Une course de fond qui a été couronnée avec le prix du jury à Cannes et une nomination aux oscars pour "L'Homme Sans Passé" en 2002 et une sélection sur la Croisette pour son dernier film "Les Lumières du Faubourg".
La trilogie des Leningrad Cowboys
A la fin des années 70, les "Sleepy Sleepers" étaient célèbres en Finlande pour leur accoutrement et leurs textes hilarants –et souvent pipi-caca exclusivement écrits en Kven, un dialecte du nord maîtrisé par à peine 5% de la population.Après avoir rencontré Aki Kaurismäki en 89, ils ont remplacé leurs barbes de nains de jardin par des bananes de rockers et sont devenus les "Leningrad Cowboys". En 93, la farce devient réalité. Devant 70 000 spectateurs à Helsinki, les "Leningrad Cowboys" font un featuring avec les Chœurs de l'Armée Rouge. Depuis, ils n'ont jamais arrêté de tourner.

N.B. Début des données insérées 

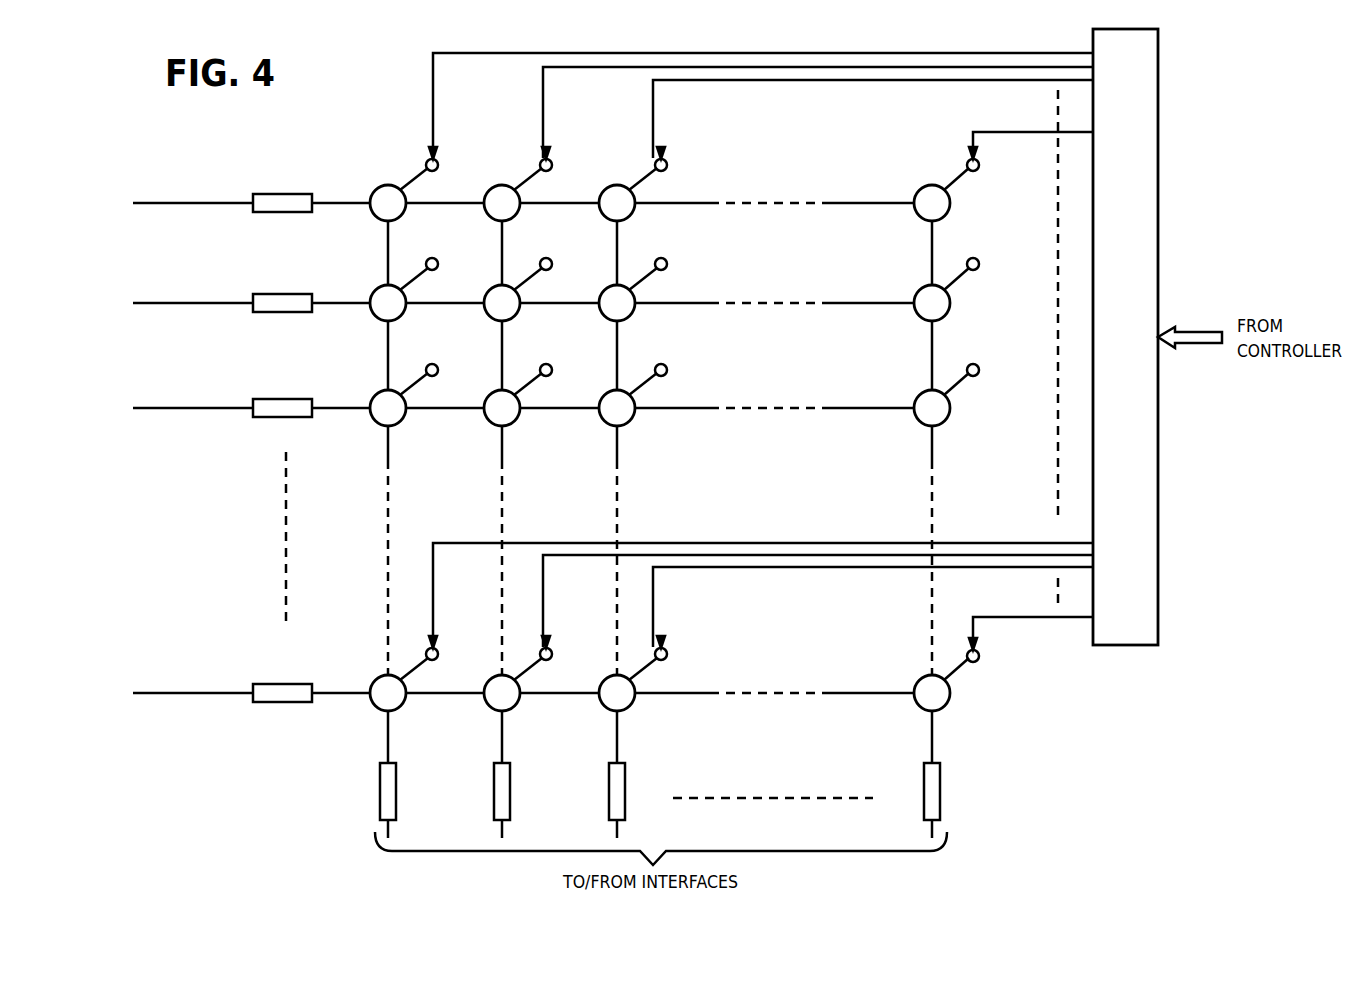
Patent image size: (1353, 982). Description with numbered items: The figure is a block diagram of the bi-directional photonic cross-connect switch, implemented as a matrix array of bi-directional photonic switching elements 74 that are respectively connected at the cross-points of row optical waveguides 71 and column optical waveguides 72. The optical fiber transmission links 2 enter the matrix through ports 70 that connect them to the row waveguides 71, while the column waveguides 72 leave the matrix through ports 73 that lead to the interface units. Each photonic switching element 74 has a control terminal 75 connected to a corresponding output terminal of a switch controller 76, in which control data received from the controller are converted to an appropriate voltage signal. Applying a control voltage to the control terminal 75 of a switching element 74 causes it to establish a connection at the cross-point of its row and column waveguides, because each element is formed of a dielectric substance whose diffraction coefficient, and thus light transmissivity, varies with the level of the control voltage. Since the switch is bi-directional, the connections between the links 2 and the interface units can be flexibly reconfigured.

The optical fiber transmission link 2 is at (168, 201).
The port 70 is at (284, 189).
The row optical waveguide 71 is at (337, 199).
The column optical waveguide 72 is at (390, 260).
The port 73 is at (396, 792).
The bi-directional photonic switching element 74 is at (397, 186).
The control terminal 75 is at (439, 163).
The switch controller 76 is at (1158, 228).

La vie est courte et malheureuse
Son credo, Kaurismäki l'a résumé dans l'un de ses films: "La vie est courte et malheureuse. Soyez aussi joyeux que vous pouvez." Aki a passé toute sa jeunesse dans la petite ville d'Orimattila, situé à une centaine de kilomètres au nord d’Helsinki. Attiré très jeune par le cinéma, il rate l’examen d’entrée d’une école de film pour excès de cynisme. Après avoir échoué dans une ribambelle de petits boulots, il commence à travailler pour les films de son frère Maki jusqu'à ce qu'il réalise enfin son premier long-métrage à 26 ans : "Crime et Châtiments", une adaptation du chef-d'œuvre de Dostoïevski.Sous ses airs bourrus, Aki se fait parfois plaisir en apparaissant dans ses propres films, tel un Hitchcock venu du froid. Il invite aussi des personnalités qu'il admire comme Jean-Pierre Léaud, l'acteur fétiche de la Nouvelle Vague ou Joe Strummer, rescapé des Clash.